FC Nantes - Bordeaux : « Il nous a un peu crié dessus... » Comment le FCN a basculé dans une autre dimension à la mi-temps
FOOTBALL•Dans le dur en première mi-temps face à des Bordelais bien en place, le FC Nantes est revenu du vestiaire en arborant un tout autre visage. Le FCN prouve encore sa capacité à renverser un matchPierre-Alexandre Aubry
L'essentiel
- Mené 2-0 à la pause, le FC Nantes a réalisé une première période plus que médiocre.
- Les Nantais se sont très vite repris en seconde période, après un passage au vestiaire un peu chaud où leur coach Antoine Kombouaré a haussé le ton.
- «C’est la plus mauvaise entame de notre équipe cette saison », a jugé ce dernier, malgré la victoire 5-3 des Canaris.
Au stade de la Beaujoire,
C’était un peu Dr Jekyll et Mister Hyde. A la Beaujoire, le FC Nantes a montré deux visages face aux Girondins de Bordeaux. Un premier qui a permis aux Girondins de mener 2-0 à la pause. Une vraie soupe à la grimace pour les supporteurs nantais. Car les Canaris n’ont pratiquement rien montré de bon dans le premier acte qui les a opposés au rival bordelais. Incapables de se montrer dangereux malgré une belle possession de balle (60 %), les Nantais étaient comme méconnaissables, et se sont fait surprendre.
Les mots du coach nantais, Antoine Kombouaré, après le match sont cinglants lorsqu’il évoque la première période de ses protégés : « C’était un match amical en première mi-temps. On n’a rien fait : pas d’engagement, pas de duel gagné. Une entame de match catastrophique. C’est la plus mauvaise entame de notre équipe cette saison. » Un constat partagé par Randal Kolo Muani, qui a pourtant été l’un des seuls Nantais (avec Blas) à tenter de bousculer la défense adverse en première période. « On a pris ce match à la légère. Ils nous sont rentrés dedans et on était en dilettante », analyse l’attaquant.

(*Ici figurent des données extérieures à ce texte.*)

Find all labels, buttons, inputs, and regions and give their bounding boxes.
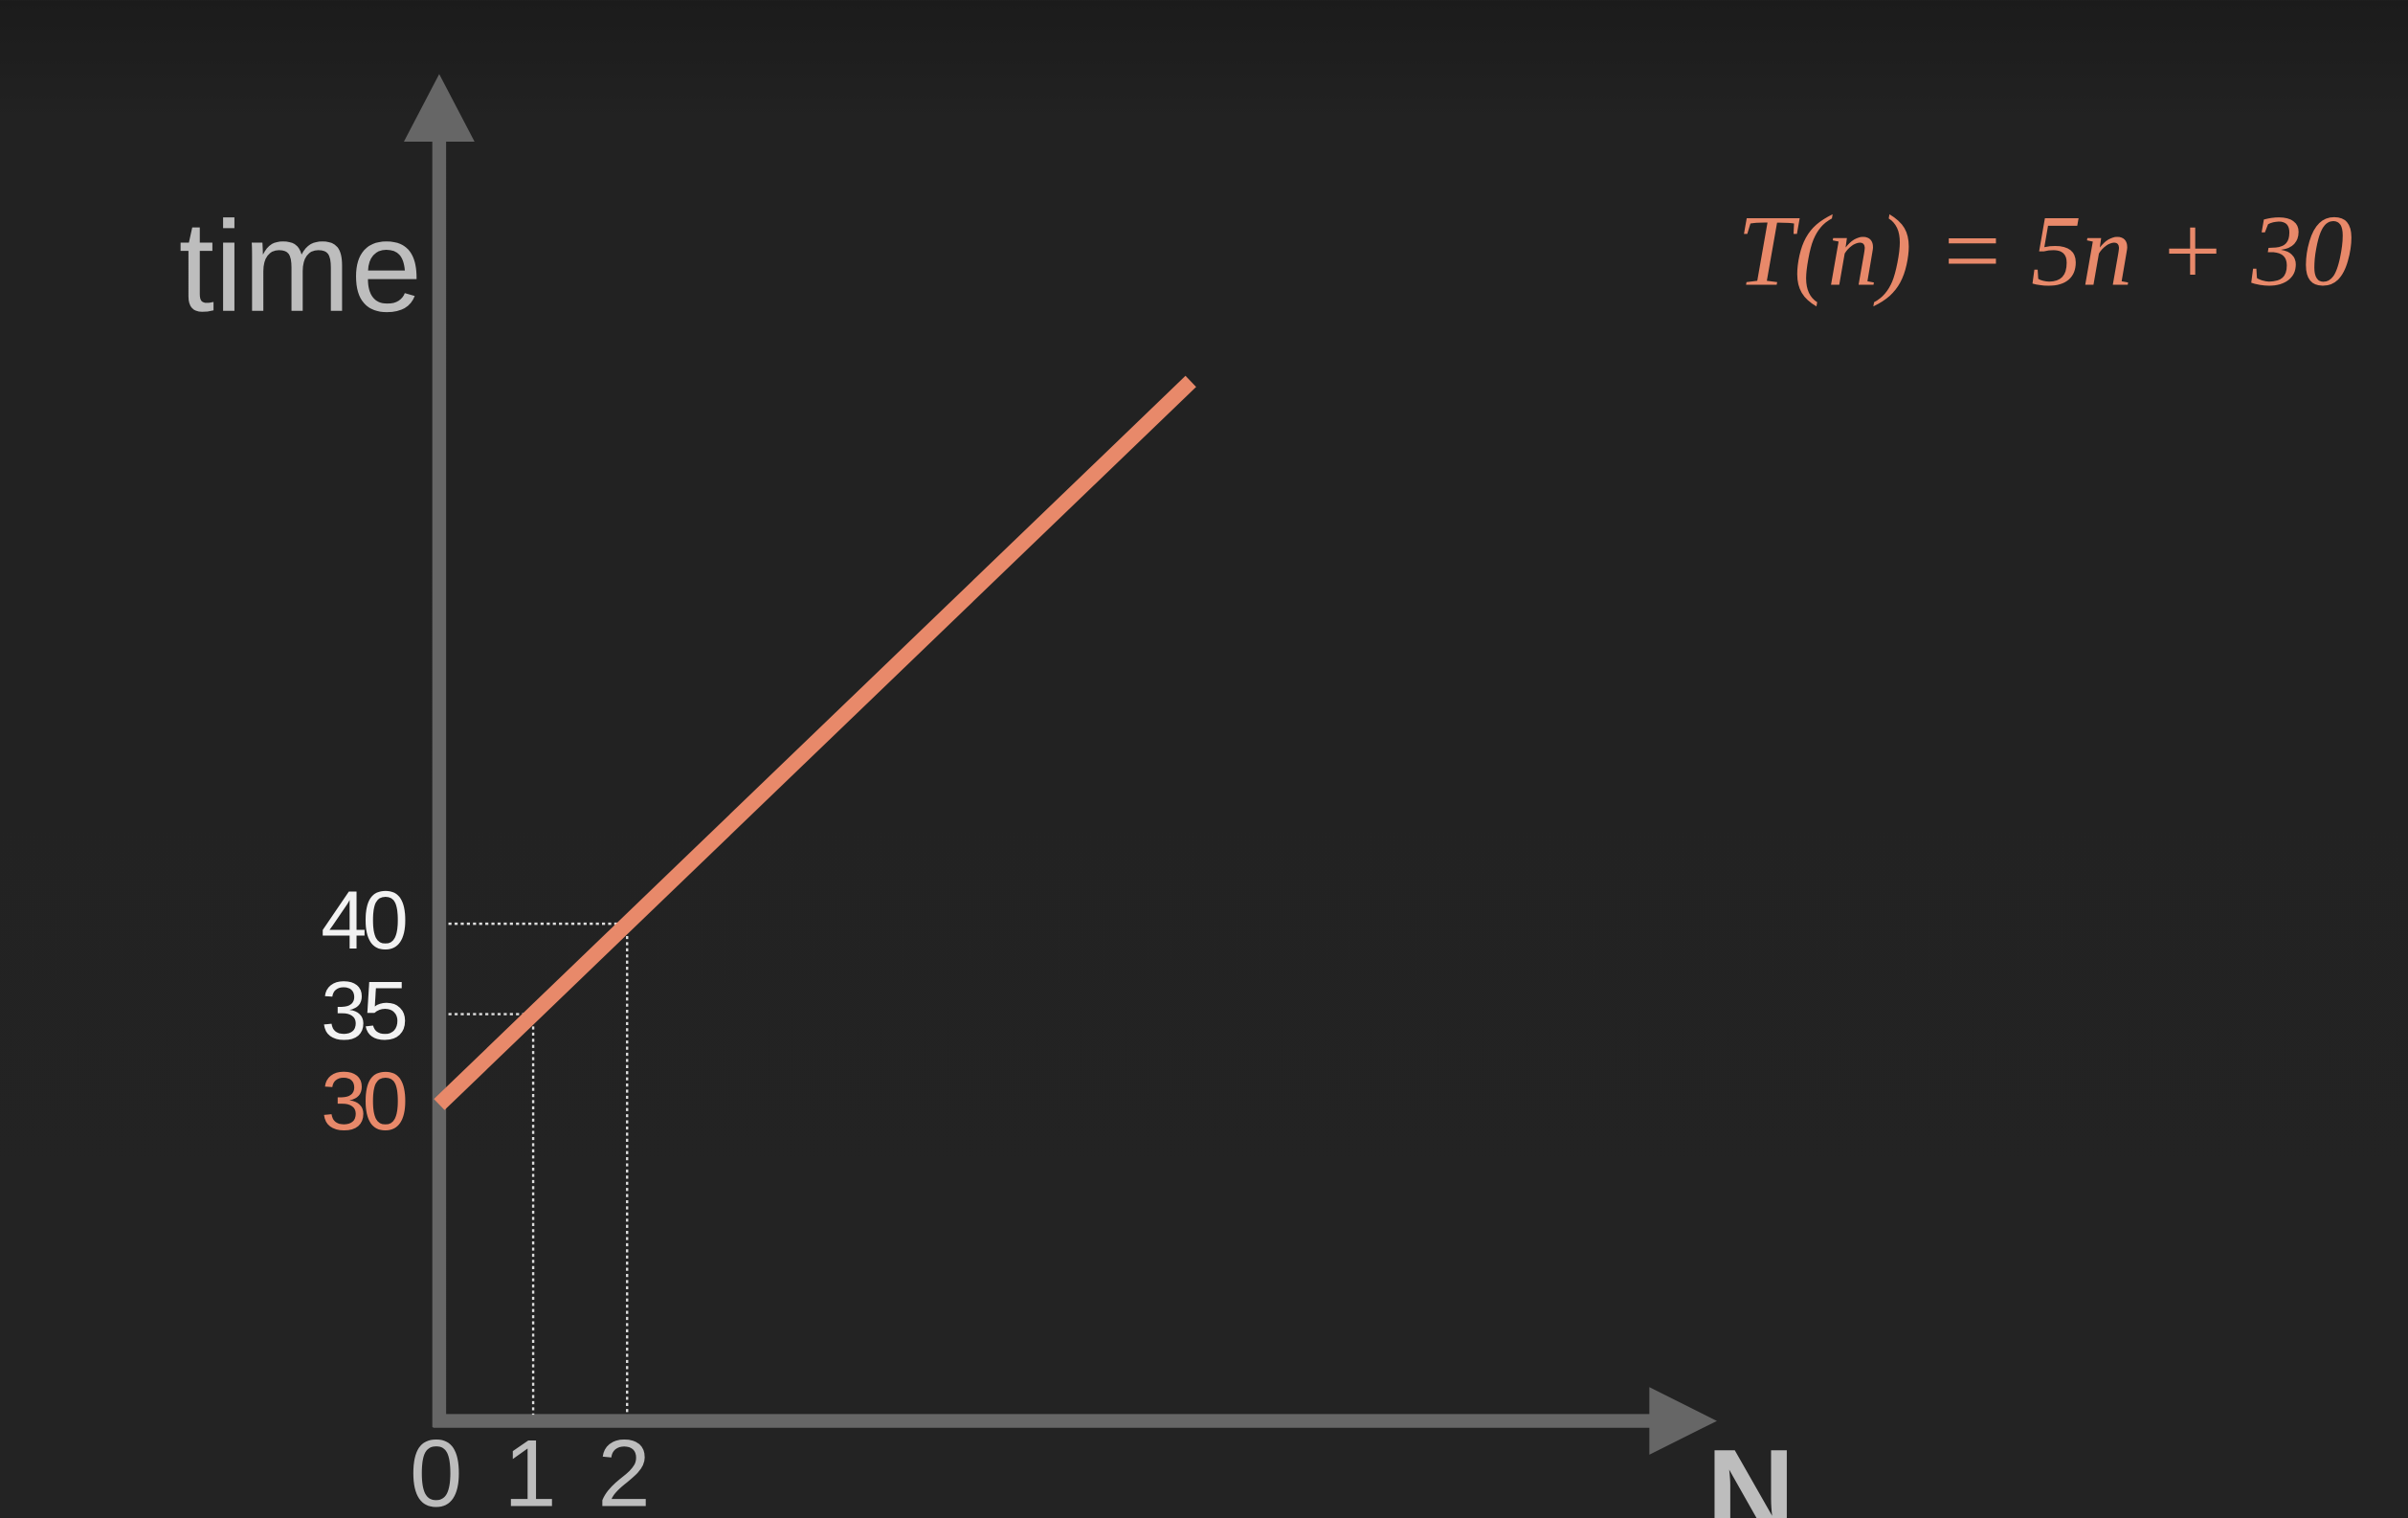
x-axis-label: N bbox=[1706, 1425, 1795, 1518]
formula: T(n) = 5n + 30 bbox=[1737, 194, 2352, 306]
x-tick-label: 2 bbox=[597, 1420, 650, 1518]
x-axis-arrow bbox=[1649, 1387, 1717, 1455]
y-tick-label: 35 bbox=[321, 966, 405, 1058]
y-axis-label: time bbox=[179, 194, 423, 339]
x-tick-label: 1 bbox=[503, 1420, 556, 1518]
y-tick-label: 40 bbox=[321, 875, 405, 967]
y-axis-arrow bbox=[404, 74, 475, 142]
x-tick-label: 0 bbox=[410, 1420, 462, 1518]
y-tick-label: 30 bbox=[321, 1056, 405, 1148]
data-line bbox=[434, 375, 1196, 1110]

Une petite soufflante aux vestiaires
Au regard du score final (5-3), difficile alors de ne pas imaginer le discours du coach à la mi-temps, où les Nantais se sont très certainement fait remonter les bretelles. « Le coach nous soude comme des frères, tous ensemble », lance d’abord Randal Kolo Muani à l’issue de la rencontre. « Bon, il nous a un peu crié dessus, pas mal même. Il a dit un peu de gros mots, mais il avait raison ! On est passés à côté de cette première mi-temps. » Une petite soufflante qui aura permis au FCN de rapidement se remettre la tête à l’endroit, et revenir au score en cinq minutes. Un scénario qui rappelle un peu celui du match face à Lens, en décembre dernier à la Beaujoire (0-2 puis 3-2).
Les Nantais peuvent être renversants. Ils savent se transcender, retrouver de l’allant. Jusqu’à planter cinq pions à des Bordelais totalement dépassés en seconde période. « C’était une 2e mi-temps de dingue, parfois du grand n’importe quoi avec de l’attaque-défense. On a fait basculer la réussite de notre côté », explique Antoine Kombouaré. Kolo Muani ajoute : « On a su rectifier le tir. C’est un peu fou ! Il faut avoir les reins solides pour assister à des matchs comme ça ! »
« On a les défauts de nos qualités »
Après leur défaite (3-2) au Vélodrome mercredi dernier et leur victoire face à Bordeaux (5-3), les supporteurs nantais ne se sont pas ennuyés ! 13 buts en deux matchs du FC Nantes, dont cinq encaissés. De quoi s’inquiéter ? Le coach du FCN reste lucide sur ce point. « C’est superbe, même s’il y a beaucoup de choses à corriger. On a les défauts de nos qualités. Il faut maintenant trouver un juste équilibre. Ce sont des buts évitables. C’était un avertissement sans frais. »
Au moins, cette victoire du FC Nantes lui permet de « réenclencher une dynamique », après une seule victoire à Clermont lors des six matchs précédents. Ceux qui ont suivi, à un match près, la qualification des Nantais en finale de la Coupe de France. S’imposer dans un derby était « essentiel », à deux semaines du Stade de France, où Nantes affrontera l’OGC Nice.